Logan got up and walked towards me, and I snapped my attention to him. For the briefest of seconds, I imagined him wrapping a thick arm around my waist and hauling me against his body. Until I realized he was simply throwing away his paper lunch bag and napkin. “Why don’t you just have your dad help you out?”
“He doesn’t know anything about art.”
“Yeah, but he knows about business,” he said. “And he’s loaded. Doesn’t he have rich friends who have bare spots on their walls to fill?”
I shook my head. “Absolutely not. I’m not going to let my father take credit for a career he has never supported. When I’m successful, it will be because of my hard work. Not his money.”

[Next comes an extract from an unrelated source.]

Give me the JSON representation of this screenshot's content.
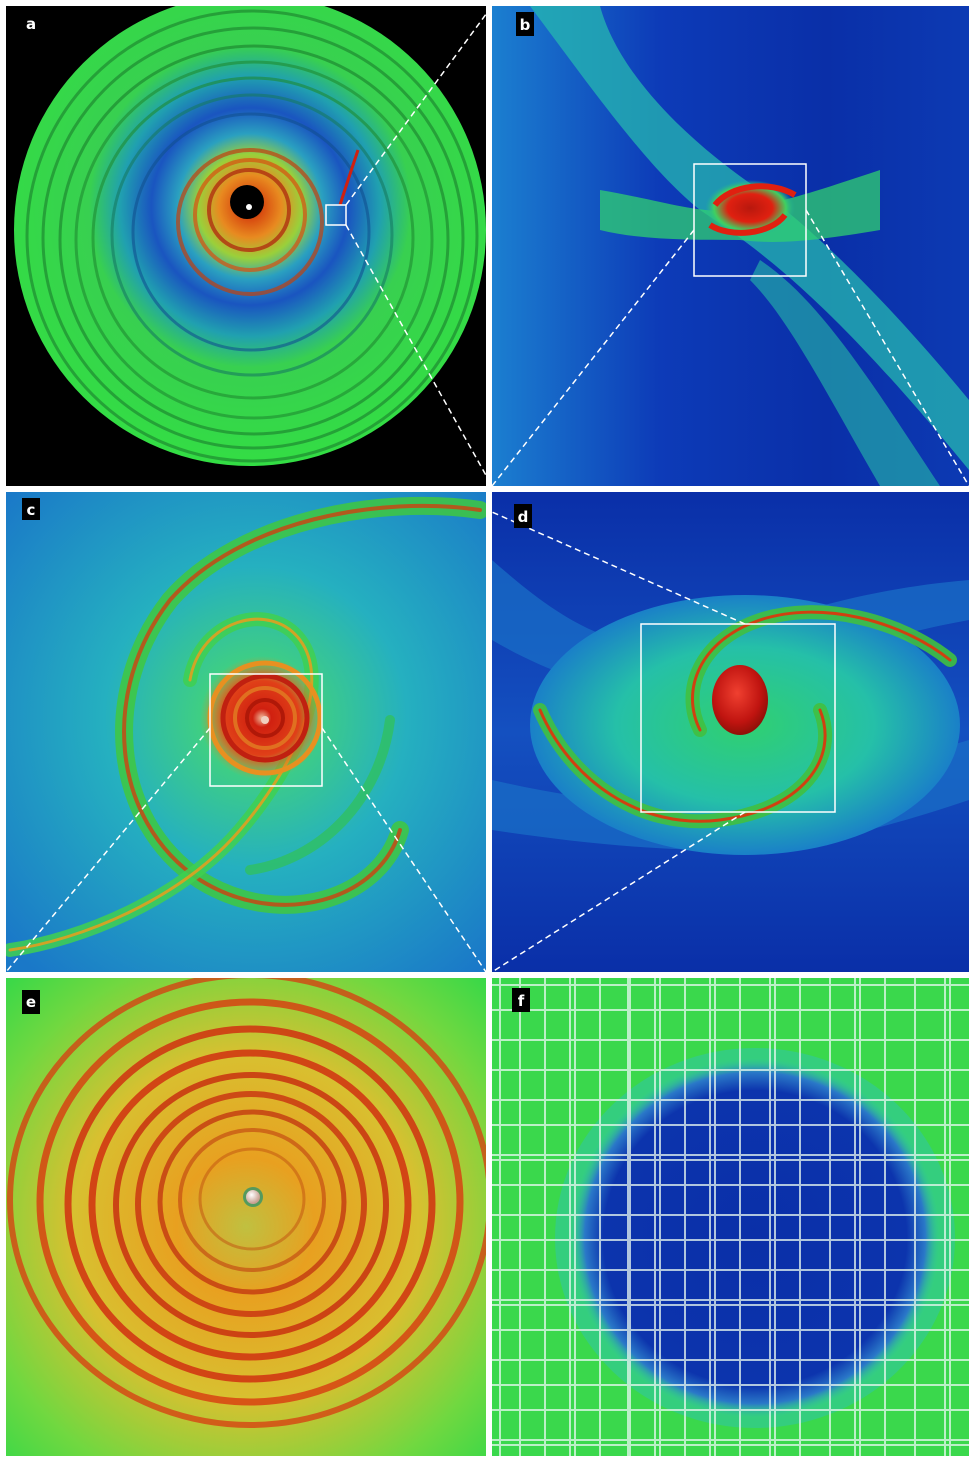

“What about the studio?” Logan was walking slowly along the back wall where several of my works in progress were gathered. They were just masses of smeared color that, with a few skillful brush strokes here and there, would become mountains, oceans, and plains. I loved the way the tiniest alterations could change a blob of pink into a boulder or a streak of blue into the tumbling surf.
“What about it?” I asked.
His eyes widened in a question. “Your dad paid for it. What’s the difference between that and recommending your paintings to his friends?”
My lip curled back in confusion and disgust at the suggestion that I had accepted any money from my father. “Where in the hell did you get the idea that my father paid for my studio?”
To his credit, Logan looked a bit panicked as he glanced at me and then at the wall over my shoulder. “I guess I just…assumed.”
“Well, don’t,” I said a bit harshly. “I paid for this place myself. I saved money and ate nothing but instant noodles for months to get the down payment. He didn’t even want me to have a studio space. My father said it would be a waste of money since I could sell my work online for much less.”